Here is how I would do this (all code untested):
Step 1: You need to create the algorithms. The Dataset could look like this:
class Dataset(object):
def __init__(self, dataset):
self.dataset = dataset
def __iter__(self):
for x in self.dataset:
yield x
Notice that you make an iterator out of it, so you iterate over it one item at a time. There's a reason for that, you'll see later:
Another algorithm could look like this:
class Multiplier(object):
def __init__(self, previous, multiplier):
self.previous = previous
self.multiplier = multiplier
def __iter__(self):
for x in previous:
yield x * self.multiplier
Step 2
Your user would then need to make a chain of this somehow.

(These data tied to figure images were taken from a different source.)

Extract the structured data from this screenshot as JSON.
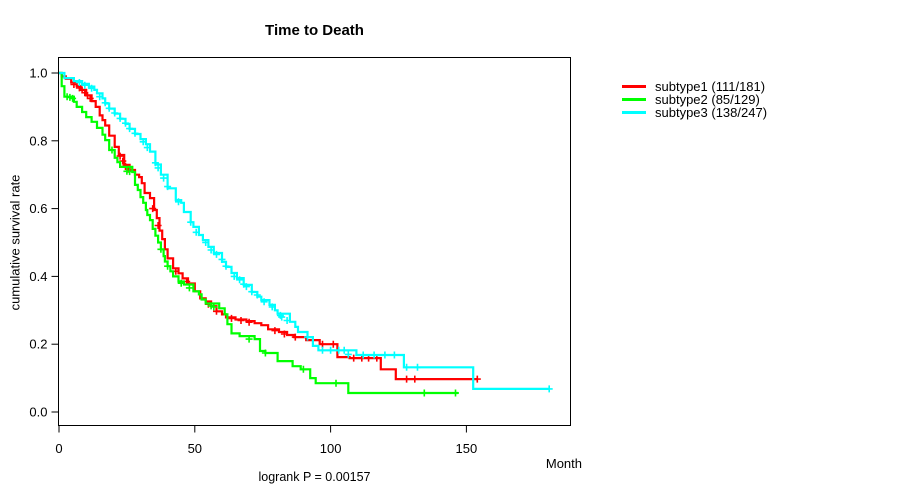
{
  "chart_data": {
    "type": "line",
    "variant": "kaplan-meier-step",
    "title": "Time to Death",
    "xlabel": "Month",
    "ylabel": "cumulative survival rate",
    "footnote": "logrank P = 0.00157",
    "xlim": [
      0,
      188
    ],
    "ylim": [
      0.0,
      1.0
    ],
    "x_ticks": [
      "0",
      "50",
      "100",
      "150"
    ],
    "y_ticks": [
      "0.0",
      "0.2",
      "0.4",
      "0.6",
      "0.8",
      "1.0"
    ],
    "grid": false,
    "legend_position": "right-outside",
    "axis_color": "#000000",
    "background": "#ffffff",
    "series": [
      {
        "name": "subtype1",
        "label": "subtype1 (111/181)",
        "events": 111,
        "n": 181,
        "color": "#ff0000",
        "steps": [
          [
            0,
            1.0
          ],
          [
            1,
            0.99
          ],
          [
            2.5,
            0.983
          ],
          [
            4.5,
            0.972
          ],
          [
            6.5,
            0.961
          ],
          [
            8,
            0.95
          ],
          [
            10,
            0.934
          ],
          [
            12,
            0.917
          ],
          [
            13.5,
            0.9
          ],
          [
            15,
            0.875
          ],
          [
            16,
            0.861
          ],
          [
            17,
            0.845
          ],
          [
            18.5,
            0.815
          ],
          [
            20.5,
            0.782
          ],
          [
            22,
            0.758
          ],
          [
            24,
            0.729
          ],
          [
            26,
            0.714
          ],
          [
            28,
            0.7
          ],
          [
            29.5,
            0.693
          ],
          [
            30.5,
            0.675
          ],
          [
            31.5,
            0.646
          ],
          [
            33.5,
            0.631
          ],
          [
            35,
            0.596
          ],
          [
            36,
            0.572
          ],
          [
            37,
            0.535
          ],
          [
            38,
            0.51
          ],
          [
            39,
            0.48
          ],
          [
            40,
            0.453
          ],
          [
            42,
            0.424
          ],
          [
            44,
            0.409
          ],
          [
            45.5,
            0.394
          ],
          [
            47.5,
            0.379
          ],
          [
            50,
            0.356
          ],
          [
            52,
            0.335
          ],
          [
            54,
            0.326
          ],
          [
            56,
            0.312
          ],
          [
            58,
            0.297
          ],
          [
            60,
            0.288
          ],
          [
            61.5,
            0.279
          ],
          [
            65,
            0.273
          ],
          [
            69,
            0.268
          ],
          [
            72,
            0.262
          ],
          [
            74.5,
            0.256
          ],
          [
            77,
            0.244
          ],
          [
            81,
            0.236
          ],
          [
            84,
            0.227
          ],
          [
            86.5,
            0.221
          ],
          [
            91,
            0.212
          ],
          [
            96,
            0.2
          ],
          [
            102.5,
            0.162
          ],
          [
            107,
            0.159
          ],
          [
            118.5,
            0.126
          ],
          [
            124,
            0.097
          ],
          [
            154,
            0.097
          ]
        ],
        "censors": [
          [
            5.5,
            0.966
          ],
          [
            7.5,
            0.956
          ],
          [
            8.5,
            0.95
          ],
          [
            9.5,
            0.942
          ],
          [
            10.5,
            0.934
          ],
          [
            11.5,
            0.925
          ],
          [
            22.5,
            0.755
          ],
          [
            23.5,
            0.74
          ],
          [
            24.5,
            0.725
          ],
          [
            25.5,
            0.716
          ],
          [
            34.5,
            0.6
          ],
          [
            36.5,
            0.55
          ],
          [
            43,
            0.415
          ],
          [
            47,
            0.385
          ],
          [
            55,
            0.318
          ],
          [
            58,
            0.297
          ],
          [
            63.5,
            0.276
          ],
          [
            67,
            0.27
          ],
          [
            70,
            0.265
          ],
          [
            79.5,
            0.24
          ],
          [
            83,
            0.23
          ],
          [
            87,
            0.221
          ],
          [
            97,
            0.2
          ],
          [
            101,
            0.2
          ],
          [
            108.5,
            0.159
          ],
          [
            111.5,
            0.159
          ],
          [
            114,
            0.159
          ],
          [
            117,
            0.159
          ],
          [
            128,
            0.097
          ],
          [
            131,
            0.097
          ],
          [
            154,
            0.097
          ]
        ]
      },
      {
        "name": "subtype2",
        "label": "subtype2 (85/129)",
        "events": 85,
        "n": 129,
        "color": "#00ff00",
        "steps": [
          [
            0,
            1.0
          ],
          [
            1,
            0.961
          ],
          [
            2,
            0.93
          ],
          [
            5.5,
            0.915
          ],
          [
            6.5,
            0.9
          ],
          [
            8.5,
            0.885
          ],
          [
            10,
            0.87
          ],
          [
            12,
            0.856
          ],
          [
            14,
            0.838
          ],
          [
            16,
            0.818
          ],
          [
            17,
            0.802
          ],
          [
            18.5,
            0.773
          ],
          [
            20.5,
            0.75
          ],
          [
            21.5,
            0.737
          ],
          [
            22.5,
            0.723
          ],
          [
            27,
            0.708
          ],
          [
            28,
            0.67
          ],
          [
            29,
            0.655
          ],
          [
            30,
            0.634
          ],
          [
            31,
            0.617
          ],
          [
            32,
            0.596
          ],
          [
            32.5,
            0.581
          ],
          [
            33.5,
            0.566
          ],
          [
            34.5,
            0.54
          ],
          [
            35.5,
            0.52
          ],
          [
            36.5,
            0.5
          ],
          [
            37.5,
            0.48
          ],
          [
            38.5,
            0.46
          ],
          [
            39,
            0.444
          ],
          [
            40,
            0.43
          ],
          [
            41,
            0.415
          ],
          [
            42,
            0.4
          ],
          [
            44,
            0.385
          ],
          [
            46,
            0.376
          ],
          [
            49.5,
            0.356
          ],
          [
            51.5,
            0.347
          ],
          [
            52.5,
            0.332
          ],
          [
            54,
            0.32
          ],
          [
            59,
            0.306
          ],
          [
            61,
            0.288
          ],
          [
            62,
            0.259
          ],
          [
            63.5,
            0.232
          ],
          [
            66.5,
            0.224
          ],
          [
            72,
            0.215
          ],
          [
            74,
            0.18
          ],
          [
            76,
            0.174
          ],
          [
            80.5,
            0.15
          ],
          [
            86,
            0.135
          ],
          [
            89,
            0.126
          ],
          [
            92.5,
            0.1
          ],
          [
            94.5,
            0.085
          ],
          [
            106.5,
            0.056
          ],
          [
            147,
            0.056
          ]
        ],
        "censors": [
          [
            3,
            0.93
          ],
          [
            4,
            0.928
          ],
          [
            5,
            0.925
          ],
          [
            19.5,
            0.773
          ],
          [
            25,
            0.71
          ],
          [
            26,
            0.709
          ],
          [
            37.5,
            0.48
          ],
          [
            40,
            0.43
          ],
          [
            45,
            0.38
          ],
          [
            48,
            0.366
          ],
          [
            56,
            0.313
          ],
          [
            57,
            0.31
          ],
          [
            70,
            0.215
          ],
          [
            76,
            0.174
          ],
          [
            90,
            0.126
          ],
          [
            102,
            0.085
          ],
          [
            134.5,
            0.056
          ],
          [
            146,
            0.056
          ]
        ]
      },
      {
        "name": "subtype3",
        "label": "subtype3 (138/247)",
        "events": 138,
        "n": 247,
        "color": "#00ffff",
        "steps": [
          [
            0,
            1.0
          ],
          [
            2,
            0.985
          ],
          [
            5.5,
            0.976
          ],
          [
            8.5,
            0.968
          ],
          [
            11,
            0.96
          ],
          [
            13,
            0.95
          ],
          [
            14,
            0.94
          ],
          [
            16,
            0.925
          ],
          [
            17,
            0.91
          ],
          [
            18.5,
            0.895
          ],
          [
            20.5,
            0.88
          ],
          [
            22.5,
            0.865
          ],
          [
            24.5,
            0.85
          ],
          [
            26,
            0.835
          ],
          [
            28,
            0.82
          ],
          [
            30,
            0.805
          ],
          [
            32,
            0.79
          ],
          [
            33.5,
            0.768
          ],
          [
            35.5,
            0.73
          ],
          [
            37.5,
            0.7
          ],
          [
            40,
            0.66
          ],
          [
            43,
            0.625
          ],
          [
            45,
            0.617
          ],
          [
            46,
            0.59
          ],
          [
            48.5,
            0.56
          ],
          [
            49.5,
            0.546
          ],
          [
            51.5,
            0.522
          ],
          [
            53,
            0.507
          ],
          [
            55,
            0.487
          ],
          [
            57,
            0.469
          ],
          [
            60,
            0.443
          ],
          [
            61.5,
            0.428
          ],
          [
            63.5,
            0.41
          ],
          [
            65.5,
            0.395
          ],
          [
            68,
            0.375
          ],
          [
            71,
            0.354
          ],
          [
            73,
            0.34
          ],
          [
            74.5,
            0.33
          ],
          [
            77.5,
            0.316
          ],
          [
            79.5,
            0.3
          ],
          [
            80.5,
            0.29
          ],
          [
            85,
            0.266
          ],
          [
            87,
            0.251
          ],
          [
            88,
            0.236
          ],
          [
            91.5,
            0.221
          ],
          [
            93.5,
            0.195
          ],
          [
            95.5,
            0.182
          ],
          [
            109.5,
            0.168
          ],
          [
            127,
            0.132
          ],
          [
            152.5,
            0.068
          ],
          [
            180.5,
            0.068
          ]
        ],
        "censors": [
          [
            7.5,
            0.972
          ],
          [
            9.5,
            0.964
          ],
          [
            12,
            0.955
          ],
          [
            15,
            0.93
          ],
          [
            17,
            0.912
          ],
          [
            18.5,
            0.896
          ],
          [
            20.5,
            0.882
          ],
          [
            22.5,
            0.866
          ],
          [
            24.5,
            0.852
          ],
          [
            26,
            0.836
          ],
          [
            28,
            0.822
          ],
          [
            31,
            0.797
          ],
          [
            32.5,
            0.78
          ],
          [
            35.5,
            0.735
          ],
          [
            36.5,
            0.72
          ],
          [
            38.5,
            0.69
          ],
          [
            40,
            0.665
          ],
          [
            44,
            0.62
          ],
          [
            48.5,
            0.56
          ],
          [
            50.5,
            0.53
          ],
          [
            54,
            0.5
          ],
          [
            56,
            0.478
          ],
          [
            58,
            0.465
          ],
          [
            60,
            0.45
          ],
          [
            61.5,
            0.43
          ],
          [
            64.5,
            0.4
          ],
          [
            66.5,
            0.39
          ],
          [
            68,
            0.377
          ],
          [
            69,
            0.37
          ],
          [
            71,
            0.355
          ],
          [
            73,
            0.345
          ],
          [
            75.5,
            0.325
          ],
          [
            78.5,
            0.31
          ],
          [
            81.5,
            0.285
          ],
          [
            82,
            0.28
          ],
          [
            84,
            0.27
          ],
          [
            91.5,
            0.221
          ],
          [
            97,
            0.182
          ],
          [
            100,
            0.182
          ],
          [
            103,
            0.182
          ],
          [
            105,
            0.182
          ],
          [
            106.5,
            0.17
          ],
          [
            112,
            0.168
          ],
          [
            116,
            0.168
          ],
          [
            120,
            0.168
          ],
          [
            123.5,
            0.168
          ],
          [
            128,
            0.132
          ],
          [
            132,
            0.132
          ],
          [
            180.5,
            0.068
          ]
        ]
      }
    ]
  }
}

Now if he had access to Python directly, you can just do this:
dataset = Dataset(range(100))
multiplier = Multiplier(dataset, 5)
and then get the results by:
for x in multiplier:
print x
And it would ask the multiplier for one piece of data at a time, and the multiplier would in turn as the dataset. If you have a chain, then this means that one piece of data is handled at a time. This means you can handle huge amounts of data without using a lot of memory.
Step 3
Probably you want to specify the steps in some other way. For example a text file or a string (sounds like this may be web-based?). Then you need a registry over the algorithms. The easiest way is to just create a module called "registry.py" like this:
algorithms = {}
Easy, eh? You would register a new algorithm like so:
from registry import algorithms
algorithms['dataset'] = Dataset
algorithms['multiplier'] = Multiplier
You'd also need a method that creates the chain from specifications in a text file or something. I'll leave that up to you. ;)
(I would probably use the Zope Component Architecture and make algorithms components and register them in the component registry. But that is all strictly speaking overkill).